Thanks to my friends at Laurel for sharing this article by Diana Buccella.
The firms that will look back on their early AI investments and wonder what went wrong won't have chosen the wrong tools. They'll have deployed them without knowing which work deserved to be automated and which deserved to be protected.
Here’s an uncomfortable truth about the AI investments being made across professional services right now: most of them are solving the wrong problem.
Not because the tools aren’t capable. Not because the strategy is misguided. But because the work being accelerated is only a fraction of the work actually being done. And in many cases, it’s the less valuable fraction.
Speed is only useful if you’re going the right direction
When a firm deploys AI to draft documents, scan contracts, or summarize research, something real happens: that work gets done faster. That’s a genuine win. But it’s a win that only touches the work that was already visible, the activities that made it into time entries, project logs, and system records.
The work that didn’t get captured, the research that happened before the formal engagement started, the judgment call a partner made in a hallway conversation, the hours absorbed managing a client crisis, that work still doesn’t exist, as far as your systems are concerned. AI can’t accelerate what it can’t see. And the activities it can’t see are often the ones your clients are actually paying for.
The result is a firm that’s getting faster at the visible work while the invisible work stays unmeasured, unprotected, and unpriced.
The cost of optimizing in the dark
Consider what happens when a firm decides to automate a category of work without knowing how that work connects to profitability.
A practice group that looks efficient on paper, high utilization, fast turnaround, may be quietly absorbing hours of invisible work that never surface in any report. When AI speeds up the visible portion, the firm celebrates a productivity gain while the invisible hours continue to erode margins in the background. The problem doesn’t get solved. It gets obscured.
This plays out in pricing too. Fixed-fee arrangements are only defensible if you understand your true cost of delivery. But if a meaningful share of the work that went into an engagement was never recorded, your cost model is based on a partial picture. You’re not setting a price. You’re making a guess and hoping it holds.
The firms that will look back on their early AI investments and wonder what went wrong won’t have failed because they chose the wrong tools. They’ll have failed because they deployed those tools without knowing which work deserved to be automated and which deserved to be protected.

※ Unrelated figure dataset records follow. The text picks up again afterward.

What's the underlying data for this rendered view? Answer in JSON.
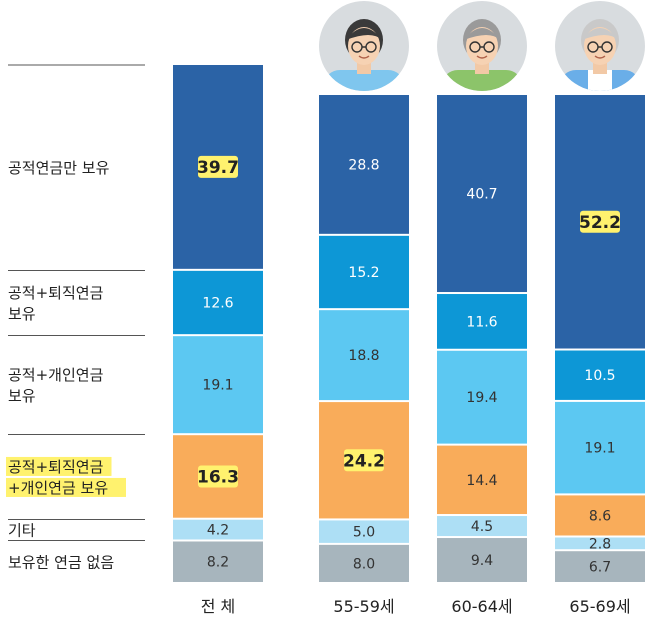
{
  "chart_data": {
    "type": "bar",
    "stacked": true,
    "categories": [
      "전 체",
      "55-59세",
      "60-64세",
      "65-69세"
    ],
    "series": [
      {
        "name": "공적연금만 보유",
        "values": [
          39.7,
          28.8,
          40.7,
          52.2
        ],
        "color": "#2b63a6"
      },
      {
        "name": "공적+퇴직연금 보유",
        "values": [
          12.6,
          15.2,
          11.6,
          10.5
        ],
        "color": "#0d97d6"
      },
      {
        "name": "공적+개인연금 보유",
        "values": [
          19.1,
          18.8,
          19.4,
          19.1
        ],
        "color": "#5cc8f2"
      },
      {
        "name": "공적+퇴직연금 +개인연금 보유",
        "values": [
          16.3,
          24.2,
          14.4,
          8.6
        ],
        "color": "#f9ac5a"
      },
      {
        "name": "기타",
        "values": [
          4.2,
          5.0,
          4.5,
          2.8
        ],
        "color": "#addff5"
      },
      {
        "name": "보유한 연금 없음",
        "values": [
          8.2,
          8.0,
          9.4,
          6.7
        ],
        "color": "#a7b5bd"
      }
    ],
    "row_labels": [
      [
        "공적연금만 보유"
      ],
      [
        "공적+퇴직연금",
        "보유"
      ],
      [
        "공적+개인연금",
        "보유"
      ],
      [
        "공적+퇴직연금",
        "+개인연금 보유"
      ],
      [
        "기타"
      ],
      [
        "보유한 연금 없음"
      ]
    ],
    "highlighted": [
      {
        "series": 0,
        "category": 0
      },
      {
        "series": 0,
        "category": 3
      },
      {
        "series": 3,
        "category": 0
      },
      {
        "series": 3,
        "category": 1
      }
    ],
    "highlighted_row_label": 3,
    "highlight_color": "#fff26e",
    "avatars": [
      "",
      "male-avatar-icon",
      "female-avatar-icon",
      "elderly-male-avatar-icon"
    ]
  }
}
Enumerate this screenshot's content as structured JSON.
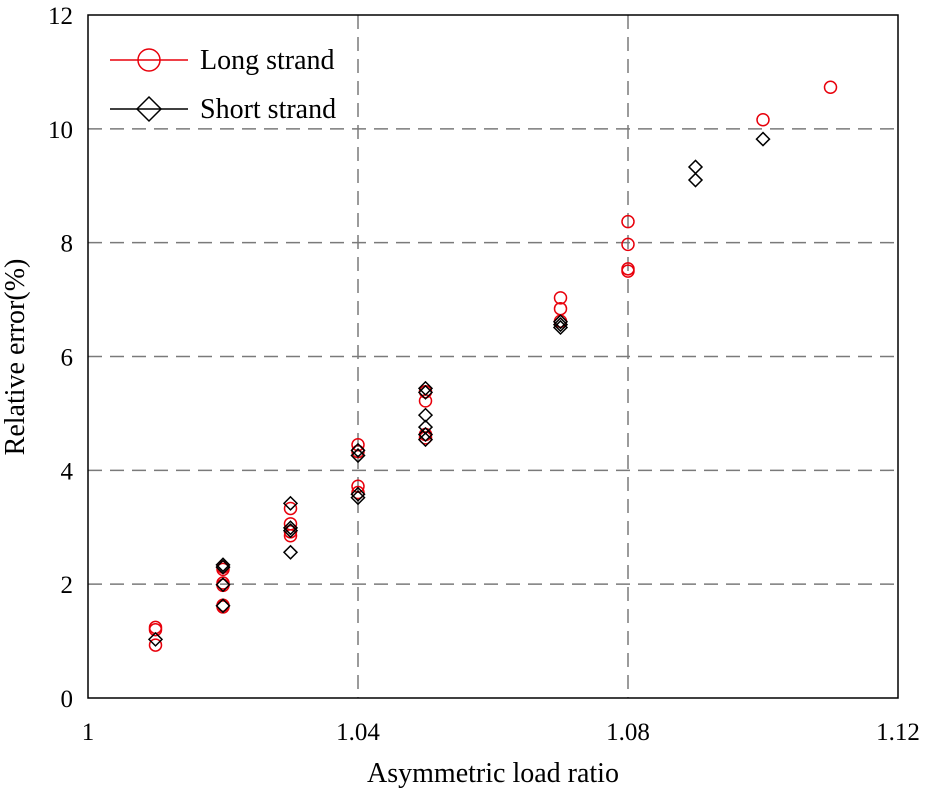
{
  "chart_data": {
    "type": "scatter",
    "xlabel": "Asymmetric load ratio",
    "ylabel": "Relative error(%)",
    "xlim": [
      1,
      1.12
    ],
    "ylim": [
      0,
      12
    ],
    "x_ticks": [
      1,
      1.04,
      1.08,
      1.12
    ],
    "x_tick_labels": [
      "1",
      "1.04",
      "1.08",
      "1.12"
    ],
    "y_ticks": [
      0,
      2,
      4,
      6,
      8,
      10,
      12
    ],
    "y_tick_labels": [
      "0",
      "2",
      "4",
      "6",
      "8",
      "10",
      "12"
    ],
    "grid": true,
    "grid_style": "dashed",
    "legend_position": "top-left",
    "series": [
      {
        "name": "Long strand",
        "marker": "circle",
        "color": "#e8000b",
        "points": [
          [
            1.01,
            0.93
          ],
          [
            1.01,
            1.2
          ],
          [
            1.01,
            1.24
          ],
          [
            1.02,
            1.6
          ],
          [
            1.02,
            1.63
          ],
          [
            1.02,
            1.98
          ],
          [
            1.02,
            2.02
          ],
          [
            1.02,
            2.26
          ],
          [
            1.02,
            2.3
          ],
          [
            1.03,
            2.85
          ],
          [
            1.03,
            2.92
          ],
          [
            1.03,
            3.06
          ],
          [
            1.03,
            3.33
          ],
          [
            1.04,
            3.61
          ],
          [
            1.04,
            3.72
          ],
          [
            1.04,
            4.33
          ],
          [
            1.04,
            4.45
          ],
          [
            1.05,
            4.57
          ],
          [
            1.05,
            4.63
          ],
          [
            1.05,
            5.22
          ],
          [
            1.05,
            5.38
          ],
          [
            1.07,
            6.62
          ],
          [
            1.07,
            6.84
          ],
          [
            1.07,
            7.03
          ],
          [
            1.08,
            7.5
          ],
          [
            1.08,
            7.54
          ],
          [
            1.08,
            7.97
          ],
          [
            1.08,
            8.37
          ],
          [
            1.1,
            10.16
          ],
          [
            1.11,
            10.73
          ]
        ]
      },
      {
        "name": "Short strand",
        "marker": "diamond",
        "color": "#000000",
        "points": [
          [
            1.01,
            1.03
          ],
          [
            1.02,
            1.62
          ],
          [
            1.02,
            1.99
          ],
          [
            1.02,
            2.3
          ],
          [
            1.02,
            2.34
          ],
          [
            1.03,
            2.56
          ],
          [
            1.03,
            2.94
          ],
          [
            1.03,
            2.99
          ],
          [
            1.03,
            3.42
          ],
          [
            1.04,
            3.52
          ],
          [
            1.04,
            3.58
          ],
          [
            1.04,
            4.26
          ],
          [
            1.04,
            4.35
          ],
          [
            1.05,
            4.54
          ],
          [
            1.05,
            4.63
          ],
          [
            1.05,
            4.76
          ],
          [
            1.05,
            4.97
          ],
          [
            1.05,
            5.37
          ],
          [
            1.05,
            5.44
          ],
          [
            1.07,
            6.51
          ],
          [
            1.07,
            6.56
          ],
          [
            1.07,
            6.61
          ],
          [
            1.09,
            9.1
          ],
          [
            1.09,
            9.33
          ],
          [
            1.1,
            9.82
          ]
        ]
      }
    ]
  }
}
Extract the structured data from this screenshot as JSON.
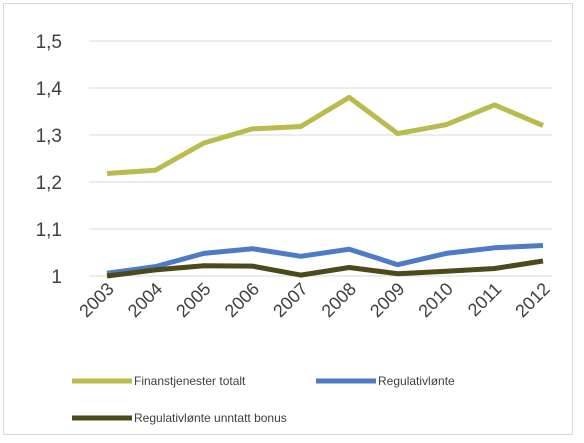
{
  "chart_data": {
    "type": "line",
    "title": "",
    "xlabel": "",
    "ylabel": "",
    "categories": [
      "2003",
      "2004",
      "2005",
      "2006",
      "2007",
      "2008",
      "2009",
      "2010",
      "2011",
      "2012"
    ],
    "ylim": [
      1.0,
      1.5
    ],
    "yticks": [
      "1",
      "1,1",
      "1,2",
      "1,3",
      "1,4",
      "1,5"
    ],
    "ytick_values": [
      1.0,
      1.1,
      1.2,
      1.3,
      1.4,
      1.5
    ],
    "grid": true,
    "legend_position": "bottom",
    "series": [
      {
        "name": "Finanstjenester totalt",
        "color": "#b9bb4e",
        "values": [
          1.218,
          1.225,
          1.283,
          1.313,
          1.318,
          1.38,
          1.303,
          1.322,
          1.364,
          1.32
        ]
      },
      {
        "name": "Regulativlønte",
        "color": "#4f7ac7",
        "values": [
          1.006,
          1.02,
          1.048,
          1.058,
          1.042,
          1.057,
          1.024,
          1.048,
          1.06,
          1.065
        ]
      },
      {
        "name": "Regulativlønte unntatt bonus",
        "color": "#4c4a1a",
        "values": [
          1.0,
          1.013,
          1.022,
          1.021,
          1.002,
          1.018,
          1.005,
          1.01,
          1.016,
          1.032
        ]
      }
    ]
  }
}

What it means to actually know your work
Distinguishing between work that should be automated and work that should be protected requires a complete picture of what your professionals are actually doing, not what they report, not what their time entries suggest, but the discrete activities that make up the working day.
That means capturing work as it happens across every surface: calls, laptops, virtual environments, collaboration tools. It means classifying those activities against a definition of work that reflects how your firm operates. And it means connecting that data to business outcomes so you can see, with precision, where human judgment drives the most value and where automation is genuinely the right call.
Without that foundation, every AI investment is a bet. The technology may deliver exactly what it promises and still point the firm in the wrong direction.
The question driving better decisions
The firms getting this right aren’t asking “how do we deploy AI faster?” They’re asking a harder question first: which of our work should exist at all, which should be automated, and which is too valuable to hand off?
That question can’t be answered with submissions and reported time. It requires intelligence about work itself, the kind that most firms are only beginning to build.
The good news is that building it creates compounding returns. Every activity captured is a data point. Every data point classified is a clearer picture of where your firm’s value actually lives. And every decision made with that picture is more defensible than the one made without it.
Faster is only better when you know what you’re accelerating.